Sorry to be so long winded, but my point here is that there are probably others out there just as ignorant to this disease as I was.  I think "Paul" should start his own organization.  I've read everything he's written & he is so full of good advice.

I'm not sure if this cancer will surface elsewhere.  I have had 2 sets of scans since my surgery in August 2012.  They also recently did ultrasounds of my liver, pancreas & gall bladder as well as another endoscopy.  They seem to take me seriously when I think something is wrong & I know that is good.

I know I need to move on from this but it is going to take some time I think.  Thank you to everyone on this site for sharing their stories.  It really helps.


Posts: 12
Joined: Nov 2013

Peggy, I'm brand new to this whole 'cancer' ordeal so take my comments for those coming from the new kid on the block.   I don't know how you 'move on' from cancer. I honestly don't know if you ever do. I know a lot of survivors and they are just that survivors. I get the impression from them that like a soldier returning from war, we may go about our lives as normally as anyone else, but cancer like war is always there in the back of our thoughts - some of us just handle it better than others.

I'm thankful to read that you were able to undergo surgery and that the outcome sounds very positive. Here's to you and your husband handling survivorship well!!

paul61's picture
Posts: 1268
Joined: Apr 2010

Thanks for the kind words. I am so happy that your treatment and outcome has gone well.

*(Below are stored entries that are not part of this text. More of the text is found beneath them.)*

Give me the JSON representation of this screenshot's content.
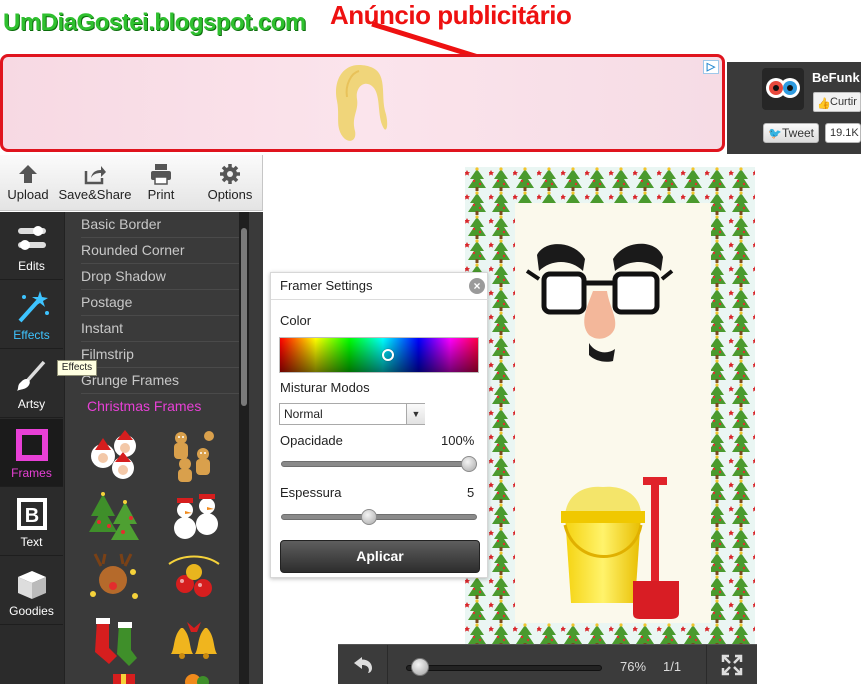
{
  "annotations": {
    "site_title": "UmDiaGostei.blogspot.com",
    "ad_label": "Anúncio publicitário"
  },
  "ad": {
    "choice_icon": "adchoices-icon"
  },
  "social": {
    "name": "BeFunk",
    "like_label": "Curtir",
    "tweet_label": "Tweet",
    "tweet_count": "19.1K"
  },
  "toolbar": {
    "upload": "Upload",
    "save_share": "Save&Share",
    "print": "Print",
    "options": "Options"
  },
  "rail": {
    "edits": "Edits",
    "effects": "Effects",
    "artsy": "Artsy",
    "frames": "Frames",
    "text": "Text",
    "goodies": "Goodies"
  },
  "frames_list": [
    "Basic Border",
    "Rounded Corner",
    "Drop Shadow",
    "Postage",
    "Instant",
    "Filmstrip",
    "Grunge Frames",
    "Christmas Frames"
  ],
  "tooltip": "Effects",
  "dialog": {
    "title": "Framer Settings",
    "color_label": "Color",
    "blend_label": "Misturar Modos",
    "blend_value": "Normal",
    "opacity_label": "Opacidade",
    "opacity_value": "100%",
    "thickness_label": "Espessura",
    "thickness_value": "5",
    "apply_label": "Aplicar"
  },
  "bottom_bar": {
    "zoom": "76%",
    "page": "1/1"
  },
  "colors": {
    "accent_pink": "#e840d6",
    "accent_blue": "#3ec4ff",
    "annotation_red": "#ee1111",
    "title_green": "#2fc02f"
  }
}
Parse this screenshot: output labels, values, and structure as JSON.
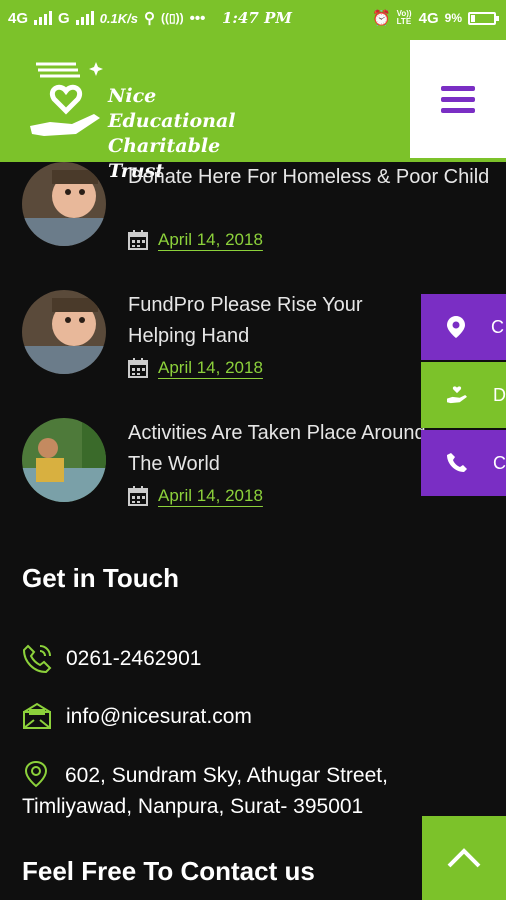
{
  "status_bar": {
    "network_left": "4G",
    "network_mid": "G",
    "speed": "0.1K/s",
    "time": "1:47 PM",
    "volte": "Vo)) LTE",
    "network_right": "4G",
    "battery": "9%"
  },
  "header": {
    "logo_line1": "Nice Educational",
    "logo_line2": "Charitable Trust"
  },
  "posts": [
    {
      "title": "Donate Here For Homeless & Poor Child",
      "date": "April 14, 2018"
    },
    {
      "title": "FundPro Please Rise Your Helping Hand",
      "date": "April 14, 2018"
    },
    {
      "title": "Activities Are Taken Place Around The World",
      "date": "April 14, 2018"
    }
  ],
  "side_buttons": [
    {
      "icon": "location-icon",
      "label": "C"
    },
    {
      "icon": "donate-hand-icon",
      "label": "D"
    },
    {
      "icon": "phone-icon",
      "label": "C"
    }
  ],
  "contact": {
    "heading": "Get in Touch",
    "phone": "0261-2462901",
    "email": "info@nicesurat.com",
    "address": "602, Sundram Sky, Athugar Street, Timliyawad, Nanpura, Surat- 395001"
  },
  "footer": {
    "heading": "Feel Free To Contact us"
  },
  "colors": {
    "accent_green": "#7cc22a",
    "accent_purple": "#7a2ec4",
    "background": "#0f0f0f"
  }
}
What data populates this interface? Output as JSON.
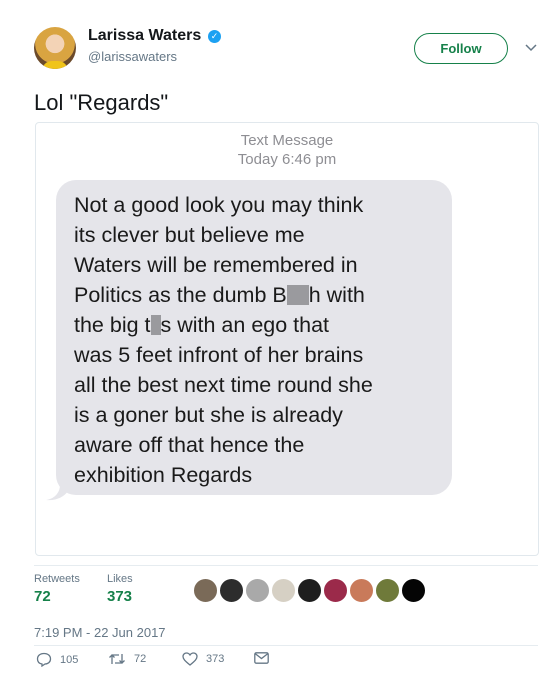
{
  "user": {
    "display_name": "Larissa Waters",
    "handle": "@larissawaters",
    "verified_icon": "verified-badge-icon"
  },
  "follow_label": "Follow",
  "tweet_text": "Lol \"Regards\"",
  "media": {
    "sms_title": "Text Message",
    "sms_time": "Today 6:46 pm",
    "message_lines": [
      "Not a good look you may think",
      "its clever but believe me",
      "Waters will be remembered in",
      "Politics as  the dumb B",
      "h with",
      "the big t",
      "s with an ego that",
      "was 5 feet infront of her brains",
      "all the best next time round she",
      "is a goner but she is already",
      "aware off that hence the",
      "exhibition Regards"
    ]
  },
  "stats": {
    "retweets_label": "Retweets",
    "retweets_count": "72",
    "likes_label": "Likes",
    "likes_count": "373"
  },
  "timestamp": "7:19 PM - 22 Jun 2017",
  "actions": {
    "reply_count": "105",
    "retweet_count": "72",
    "like_count": "373"
  },
  "colors": {
    "accent": "#16814a",
    "bubble": "#e5e5ea",
    "muted": "#657786"
  }
}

In terms of “moving on from cancer”, you are right, it does take some time, and as “mrkenny” pointed out I think a diagnosis of cancer does change us and our perspective on life. I know, from a personal perspective, I value the good days much more. I don’t take for granted birthdays, anniversaries, and holidays with the people I love.

And of course I think the one thing all of us who are “survivors” learn to live with is that there always seems to be another scan or other test on the horizon; and then the wait for the results. And, where in the past when we had a new pain or “strange feeling” we just assumed it would get better, we now have that voice in the back of our mind that says “I hope this isn’t a recurrence”.

I think we learn to live in the moment. When we get up and feel good we say, “I am going to enjoy today and let tomorrow take care of tomorrow”. When we get up and are not feeling our best we say “I am going to give this a few days and if it does not get better I we see my doctor, but for today I am going to be kind to myself and try to be as positive as I can”. I most cases things get better with time and we move on.

I always ask myself “If tomorrow was my last day on earth how would I like to spend today”. Then I try to do that.

Sometimes I actually succeed. J

Best Regards,

Paul Adams

McCormick, South Carolina
DX 10/2009 T2N1M0  Stage IIB - Ivor Lewis Surgery  12/3/2009 - Post Surgery Chemotherapy 2/2009 – 6/2009
Cisplatin, Epirubicin, 5 FU - Three Year Survivor



Posts: 7
Joined: Oct 2013


Thank you for your inspirational words.  I printed them off & will read them when I start to get the Poor-Me's.

I hope you all have a wonderful Thanksgiving Holiday.  I'm going to try & eat a little (very little) of everything & enjoy my time with family a friends.